C’è qualcosa di inverosimile nel racconto di questo miracolo. Com’era possibile che un gruppo di uomini s’inerpicasse su una scaletta sostenendo un lettuccio con sopra un peso morto? E come mai quelli che erano in casa sono stati lì a prendere tegole in testa senza far nulla? Sembra di trovarsi di fronte a una parabola più che alla cronaca di un fatto. Si colgono, infatti, delle metafore contrastanti. Da una parte ci sono degli uomini in preda a una fretta inspiegabile e, dall’altra, un folto gruppo di persone, fra cui molti farisei e dottori della legge venuti anche da Gerusalemme, che creano una barriera attorno a Gesù e impediscono ad altri di avvicinarsi.

Più che su quell’uomo paralizzato, lo sguardo cade su questi uomini che lo portano a spalle in cerca di una via verso la vita. Perché si sono presi tanto a cuore un uomo murato vivo dentro al proprio corpo, incapace di un gesto, di una parola, un non uomo, una pietra, verrebbe da dire, meno ancora di un animale? Forse perché senza la loro voce, le loro braccia, quel paralitico non avrebbe mai riacquistato l’umanità perduta.
E mentre loro cercano di aprirsi un varco verso Gesù, altri fanno da scudo per impedirglielo. Sono i più vicini a Gesù gli ostacoli che si interpongono al cammino della salvezza. Sono loro, i rappresentanti di quella religiosità ostentosa e sterile che difende il sacro a scapito dell’uomo della strada. E c’è bisogno di uno sforzo immane, di un salto di creatività, su per una scaletta laterale, per scavalcare quel muro di cuori pietrificati. Quel buco nel tetto è lo squarcio benedetto di cui è capace chi si sente responsabile del proprio fratello. E Gesù non fa altro che constatarne l’intrepidezza, cioè, la fede.

C’è una muta preghiera in quelle braccia stanche, in quell’uomo immobile, sconquassato dai sobbalzi e in balia della volontà altrui. Gesù gli offre il perdono senza che nessuno glielo chieda, senza che nessuno ammetta una qualche colpa o accenni a un rincrescimento. Colui a cui è stata rubata l’umanità può risorgere soltanto quando si sente avvolto dalla gratuità più assoluta, da quel rosolio d’amore che è il perdono del male che ci abita tutti, ma proprio tutti.
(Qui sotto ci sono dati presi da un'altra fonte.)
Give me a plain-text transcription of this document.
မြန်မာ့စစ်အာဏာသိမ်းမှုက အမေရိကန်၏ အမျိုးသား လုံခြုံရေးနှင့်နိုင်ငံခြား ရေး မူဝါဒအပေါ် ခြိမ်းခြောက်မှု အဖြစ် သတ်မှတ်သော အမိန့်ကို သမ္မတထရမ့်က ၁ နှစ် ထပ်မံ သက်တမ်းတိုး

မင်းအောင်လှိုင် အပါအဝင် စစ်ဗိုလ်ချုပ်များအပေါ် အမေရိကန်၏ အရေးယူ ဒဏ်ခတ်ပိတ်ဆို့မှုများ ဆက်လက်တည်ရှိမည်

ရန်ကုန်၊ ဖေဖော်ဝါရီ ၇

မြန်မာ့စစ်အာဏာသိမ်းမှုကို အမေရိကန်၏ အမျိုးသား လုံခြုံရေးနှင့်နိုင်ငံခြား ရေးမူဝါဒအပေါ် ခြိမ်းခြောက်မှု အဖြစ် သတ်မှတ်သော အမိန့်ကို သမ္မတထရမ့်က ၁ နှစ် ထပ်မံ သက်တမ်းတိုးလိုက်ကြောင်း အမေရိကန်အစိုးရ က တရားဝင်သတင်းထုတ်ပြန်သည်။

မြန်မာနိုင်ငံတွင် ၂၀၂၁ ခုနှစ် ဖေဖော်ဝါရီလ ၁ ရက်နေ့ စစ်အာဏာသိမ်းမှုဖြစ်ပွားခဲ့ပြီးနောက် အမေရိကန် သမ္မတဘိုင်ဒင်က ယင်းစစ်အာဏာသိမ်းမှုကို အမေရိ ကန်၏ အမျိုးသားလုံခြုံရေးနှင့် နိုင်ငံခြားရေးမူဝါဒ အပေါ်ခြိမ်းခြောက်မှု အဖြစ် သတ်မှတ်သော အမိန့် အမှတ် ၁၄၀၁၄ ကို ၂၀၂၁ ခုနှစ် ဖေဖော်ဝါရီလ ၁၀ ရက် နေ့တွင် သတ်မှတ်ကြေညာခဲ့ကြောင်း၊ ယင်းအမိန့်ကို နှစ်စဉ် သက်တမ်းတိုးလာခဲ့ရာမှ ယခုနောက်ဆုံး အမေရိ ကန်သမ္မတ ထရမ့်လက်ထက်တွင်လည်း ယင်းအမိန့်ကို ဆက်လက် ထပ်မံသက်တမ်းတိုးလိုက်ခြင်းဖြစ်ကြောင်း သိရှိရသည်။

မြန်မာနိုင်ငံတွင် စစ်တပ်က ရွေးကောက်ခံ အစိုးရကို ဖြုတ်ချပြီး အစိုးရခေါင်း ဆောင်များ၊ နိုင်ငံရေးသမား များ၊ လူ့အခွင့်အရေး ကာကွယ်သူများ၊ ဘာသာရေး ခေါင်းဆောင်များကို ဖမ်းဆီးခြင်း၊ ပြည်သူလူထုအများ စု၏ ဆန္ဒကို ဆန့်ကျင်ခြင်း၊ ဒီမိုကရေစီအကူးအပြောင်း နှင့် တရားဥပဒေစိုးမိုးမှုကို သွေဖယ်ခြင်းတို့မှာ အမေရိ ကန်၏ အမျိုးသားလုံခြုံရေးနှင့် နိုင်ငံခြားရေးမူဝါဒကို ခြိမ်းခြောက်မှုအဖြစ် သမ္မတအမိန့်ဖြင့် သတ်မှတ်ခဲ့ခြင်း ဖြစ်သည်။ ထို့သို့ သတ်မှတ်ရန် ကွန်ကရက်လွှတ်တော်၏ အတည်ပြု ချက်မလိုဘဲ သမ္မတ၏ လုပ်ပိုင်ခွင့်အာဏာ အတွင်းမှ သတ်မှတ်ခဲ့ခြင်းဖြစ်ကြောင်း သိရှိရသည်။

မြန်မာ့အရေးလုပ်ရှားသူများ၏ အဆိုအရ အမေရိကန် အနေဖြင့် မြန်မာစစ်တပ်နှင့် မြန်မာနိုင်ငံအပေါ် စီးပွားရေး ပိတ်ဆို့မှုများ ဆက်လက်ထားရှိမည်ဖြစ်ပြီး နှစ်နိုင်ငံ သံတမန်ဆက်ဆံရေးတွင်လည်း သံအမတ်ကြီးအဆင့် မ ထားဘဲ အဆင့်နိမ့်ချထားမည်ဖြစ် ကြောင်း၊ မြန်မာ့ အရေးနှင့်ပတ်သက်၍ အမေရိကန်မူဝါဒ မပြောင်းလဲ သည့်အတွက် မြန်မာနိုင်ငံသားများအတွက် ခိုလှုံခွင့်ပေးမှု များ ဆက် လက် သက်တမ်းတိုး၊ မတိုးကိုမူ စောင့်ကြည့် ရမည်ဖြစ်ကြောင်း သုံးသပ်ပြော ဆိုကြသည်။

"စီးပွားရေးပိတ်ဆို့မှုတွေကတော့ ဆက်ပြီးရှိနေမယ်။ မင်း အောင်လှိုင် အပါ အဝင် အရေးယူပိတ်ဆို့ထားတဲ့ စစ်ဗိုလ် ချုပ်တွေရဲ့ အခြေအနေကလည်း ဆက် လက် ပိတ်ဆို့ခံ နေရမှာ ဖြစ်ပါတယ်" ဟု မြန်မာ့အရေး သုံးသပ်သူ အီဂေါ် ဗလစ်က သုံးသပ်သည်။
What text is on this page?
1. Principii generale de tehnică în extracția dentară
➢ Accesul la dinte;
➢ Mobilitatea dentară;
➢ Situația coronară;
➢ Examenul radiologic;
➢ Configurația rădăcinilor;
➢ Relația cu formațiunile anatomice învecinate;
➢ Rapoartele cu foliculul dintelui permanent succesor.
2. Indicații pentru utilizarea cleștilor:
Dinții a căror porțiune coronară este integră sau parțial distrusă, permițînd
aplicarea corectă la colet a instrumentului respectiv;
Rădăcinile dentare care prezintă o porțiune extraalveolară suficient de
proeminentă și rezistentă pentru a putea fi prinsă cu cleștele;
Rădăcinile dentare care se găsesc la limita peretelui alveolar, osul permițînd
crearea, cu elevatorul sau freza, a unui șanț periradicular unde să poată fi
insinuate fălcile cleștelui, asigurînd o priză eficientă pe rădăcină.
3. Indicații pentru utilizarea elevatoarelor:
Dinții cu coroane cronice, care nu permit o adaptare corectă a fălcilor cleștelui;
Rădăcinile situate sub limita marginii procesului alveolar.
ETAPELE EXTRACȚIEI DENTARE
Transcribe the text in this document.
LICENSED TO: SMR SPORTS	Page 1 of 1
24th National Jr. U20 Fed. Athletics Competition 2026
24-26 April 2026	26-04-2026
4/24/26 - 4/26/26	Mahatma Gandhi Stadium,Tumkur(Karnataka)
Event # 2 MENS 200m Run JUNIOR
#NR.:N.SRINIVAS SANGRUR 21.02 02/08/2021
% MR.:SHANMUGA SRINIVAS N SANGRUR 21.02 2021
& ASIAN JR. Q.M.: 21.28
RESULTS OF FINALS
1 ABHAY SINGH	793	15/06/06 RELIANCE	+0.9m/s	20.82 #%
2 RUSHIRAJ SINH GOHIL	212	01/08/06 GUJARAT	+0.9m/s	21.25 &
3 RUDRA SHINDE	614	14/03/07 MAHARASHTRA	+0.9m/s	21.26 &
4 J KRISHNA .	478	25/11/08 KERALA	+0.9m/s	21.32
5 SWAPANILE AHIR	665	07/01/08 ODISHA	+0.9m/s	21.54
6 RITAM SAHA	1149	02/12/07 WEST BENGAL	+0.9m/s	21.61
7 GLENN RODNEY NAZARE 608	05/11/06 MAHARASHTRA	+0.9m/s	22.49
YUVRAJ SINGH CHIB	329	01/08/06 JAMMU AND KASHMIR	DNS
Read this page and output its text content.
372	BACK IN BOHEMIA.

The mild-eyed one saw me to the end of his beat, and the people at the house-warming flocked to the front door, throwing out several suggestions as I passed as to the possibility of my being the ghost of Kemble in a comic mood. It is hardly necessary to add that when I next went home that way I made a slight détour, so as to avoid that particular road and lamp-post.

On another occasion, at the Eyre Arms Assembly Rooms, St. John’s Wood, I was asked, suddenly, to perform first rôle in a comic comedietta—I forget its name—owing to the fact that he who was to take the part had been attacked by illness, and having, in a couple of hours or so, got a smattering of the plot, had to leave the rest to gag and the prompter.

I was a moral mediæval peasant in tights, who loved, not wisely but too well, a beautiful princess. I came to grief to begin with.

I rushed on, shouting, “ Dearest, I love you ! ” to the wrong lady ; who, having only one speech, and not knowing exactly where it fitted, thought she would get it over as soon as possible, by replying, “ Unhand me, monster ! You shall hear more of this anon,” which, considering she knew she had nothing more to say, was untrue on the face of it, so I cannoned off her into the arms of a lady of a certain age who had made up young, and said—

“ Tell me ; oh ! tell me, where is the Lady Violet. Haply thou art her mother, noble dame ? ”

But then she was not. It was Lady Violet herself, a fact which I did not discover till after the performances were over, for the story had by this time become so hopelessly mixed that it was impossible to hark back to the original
Ed è così che il paralitico balza in piedi, portandosi in spalla il suo lettuccio, segno dell’antica prigionia. Senza il perdono sarebbe stato un vivente in più, ma non un uomo. Ora può tornare a casa, dai suoi cari che l’attendono. E nel suo cuore loda Dio perché delle braccia amiche hanno abbattuto il muro che gli impediva di ascoltare la Parola di Gesù. E forse prega perché la Chiesa sia una casa dalle porte spalancate, che non obblighi nessuno a squarciarne il tetto. Il pane e il vino sono sulla mensa, a disposizione di tutti. E queste son davvero cose così semplici e prodigiose!